Republicans' Pennsylvania ObamaCare Test
Back in 2011, Republicans were legitimately concerned that Democrats had found their silver bullet, the line of attack that could tie any Republican to Rep. Paul Ryan's budget and devastate their poll numbers. But that was before Mark Amodei ran for Congress in a special election in Northern Nevada.
Amodei countered with a charge that's become gospel among Republican candidates, that ObamaCare cut more than $500 billion from Medicare. I wrote about their ultimately successful strategy last year after a trip to Reno.
If any Republican this year will run as close to that script as Amodei did last year, it's Keith Rothfus, who's making his second run at a southwest Pennsylvania district against Democrat Mark Critz. Rothfus was in Tampa yesterday to address the Republican National Convention. He sat down with us to give his take on the race, one he says will be dominated by Critz's votes to sustain ObamaCare.
"We're seeing the wreckage that ObamaCare is reeking with respect to Medicare.

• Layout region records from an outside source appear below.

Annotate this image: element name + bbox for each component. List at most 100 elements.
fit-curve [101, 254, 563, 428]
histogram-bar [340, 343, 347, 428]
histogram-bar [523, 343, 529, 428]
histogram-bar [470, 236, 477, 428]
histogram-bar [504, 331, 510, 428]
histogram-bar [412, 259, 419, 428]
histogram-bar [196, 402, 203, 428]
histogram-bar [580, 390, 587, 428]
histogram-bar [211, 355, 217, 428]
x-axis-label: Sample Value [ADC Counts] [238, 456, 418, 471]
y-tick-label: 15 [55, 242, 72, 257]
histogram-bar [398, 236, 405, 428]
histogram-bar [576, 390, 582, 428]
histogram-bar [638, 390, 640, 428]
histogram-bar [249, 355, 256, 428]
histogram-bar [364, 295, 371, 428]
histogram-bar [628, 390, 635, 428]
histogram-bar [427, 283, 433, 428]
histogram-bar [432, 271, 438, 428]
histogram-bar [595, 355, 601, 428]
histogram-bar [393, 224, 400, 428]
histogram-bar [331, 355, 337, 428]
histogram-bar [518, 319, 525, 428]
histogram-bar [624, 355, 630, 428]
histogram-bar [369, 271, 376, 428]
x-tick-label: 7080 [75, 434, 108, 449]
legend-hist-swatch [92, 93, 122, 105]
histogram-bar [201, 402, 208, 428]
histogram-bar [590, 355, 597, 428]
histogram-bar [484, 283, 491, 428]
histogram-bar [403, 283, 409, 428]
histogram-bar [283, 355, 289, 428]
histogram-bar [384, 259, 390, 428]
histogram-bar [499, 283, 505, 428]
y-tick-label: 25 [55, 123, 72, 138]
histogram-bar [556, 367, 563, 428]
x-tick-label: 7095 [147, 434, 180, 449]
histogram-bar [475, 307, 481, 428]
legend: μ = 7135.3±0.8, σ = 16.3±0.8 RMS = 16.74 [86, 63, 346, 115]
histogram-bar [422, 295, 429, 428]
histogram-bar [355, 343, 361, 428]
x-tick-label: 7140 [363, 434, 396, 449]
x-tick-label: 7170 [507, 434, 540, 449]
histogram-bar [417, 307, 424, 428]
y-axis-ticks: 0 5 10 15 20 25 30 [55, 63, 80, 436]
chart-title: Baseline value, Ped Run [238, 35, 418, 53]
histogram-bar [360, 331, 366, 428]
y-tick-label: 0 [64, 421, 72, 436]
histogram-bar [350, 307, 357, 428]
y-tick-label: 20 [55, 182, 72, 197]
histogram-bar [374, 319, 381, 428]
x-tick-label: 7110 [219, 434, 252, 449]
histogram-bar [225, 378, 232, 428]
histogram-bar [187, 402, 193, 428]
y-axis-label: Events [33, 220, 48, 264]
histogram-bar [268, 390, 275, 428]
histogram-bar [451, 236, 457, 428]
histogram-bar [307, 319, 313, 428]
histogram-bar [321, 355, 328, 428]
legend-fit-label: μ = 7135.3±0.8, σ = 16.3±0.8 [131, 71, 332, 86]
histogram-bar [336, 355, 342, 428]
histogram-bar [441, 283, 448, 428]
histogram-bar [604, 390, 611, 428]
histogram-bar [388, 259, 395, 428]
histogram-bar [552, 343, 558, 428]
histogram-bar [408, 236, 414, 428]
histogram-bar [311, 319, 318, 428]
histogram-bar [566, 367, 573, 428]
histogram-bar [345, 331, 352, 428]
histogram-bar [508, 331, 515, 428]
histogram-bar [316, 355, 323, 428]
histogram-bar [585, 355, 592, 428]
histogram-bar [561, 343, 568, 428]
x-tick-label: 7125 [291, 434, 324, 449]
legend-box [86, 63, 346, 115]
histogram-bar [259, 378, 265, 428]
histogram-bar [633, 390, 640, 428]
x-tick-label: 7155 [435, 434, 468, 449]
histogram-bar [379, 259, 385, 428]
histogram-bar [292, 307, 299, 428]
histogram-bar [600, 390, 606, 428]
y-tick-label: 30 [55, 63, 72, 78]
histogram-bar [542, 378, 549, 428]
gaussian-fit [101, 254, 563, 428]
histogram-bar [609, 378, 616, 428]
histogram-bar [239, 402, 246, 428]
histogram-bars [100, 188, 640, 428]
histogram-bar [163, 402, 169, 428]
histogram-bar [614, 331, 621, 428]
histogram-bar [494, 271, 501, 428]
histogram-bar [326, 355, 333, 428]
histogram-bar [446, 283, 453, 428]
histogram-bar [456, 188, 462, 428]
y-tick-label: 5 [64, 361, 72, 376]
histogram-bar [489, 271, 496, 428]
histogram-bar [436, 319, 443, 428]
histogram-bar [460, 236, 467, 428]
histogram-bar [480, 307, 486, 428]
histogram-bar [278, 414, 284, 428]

Frankly, I was talking about this stuff two years ago. I specifically complained about the Independent Payment Advisory Board," he said. "I would have been elected two years ago had Jason Altmire voted for ObamaCare. I'm running against a guy now who wasn't there for the original vote, but since he got in he's voted over 20 times to keep ObamaCare in place, including a specific vote to keep the Independent Payment Advisory Board in place."
When he says health care is a personal issue for everyone, he knows whereof he speaks. Rothfus faced long odds when he was diagnosed with a form of cancer of the appendix with a high mortality rate.
"When the government is running it, their focus is the budget number. That's it. It's not focused on care," Rothfus said of the health care industry. "It's going to result in asprins for everybody and specialty care for nobody."
The district favors a generic Republican; it backed John McCain by a 54 percent to 45 percent margin in 2008. But it's a traditionally Democratic seat, the result of a redistricting process that merged districts held by Rep. Jason Altmire and the old Jack Murtha seat. Murtha was an earmarking expert, adept at steering big bucks back to his district, but Rothfus says he won't operate the same way.
"Jack Murtha brought Johnstown through some very tough times when the mills were closed. He served his district as he saw fit to make sure we had jobs out there. The fact is, unemployment in Cambria County right now is 9.3 percent. Those jobs aren't there.
I will not take earmarks," Rothfus said. "I think that has led to an abuse. And it depends on how you define 'earmark.' If I have an idea of how I want something, I put that in a bill and I present it to the floor for an open vote. That's not an earmark, per se. It's the massive appropriations bills and members would go through and put footnotes in committee reports and say we want this, and then the agencies would think, oh, I've got to do that because if I don't do that they're going to cut our funding. It's that kind of back-door processing that is unacceptable."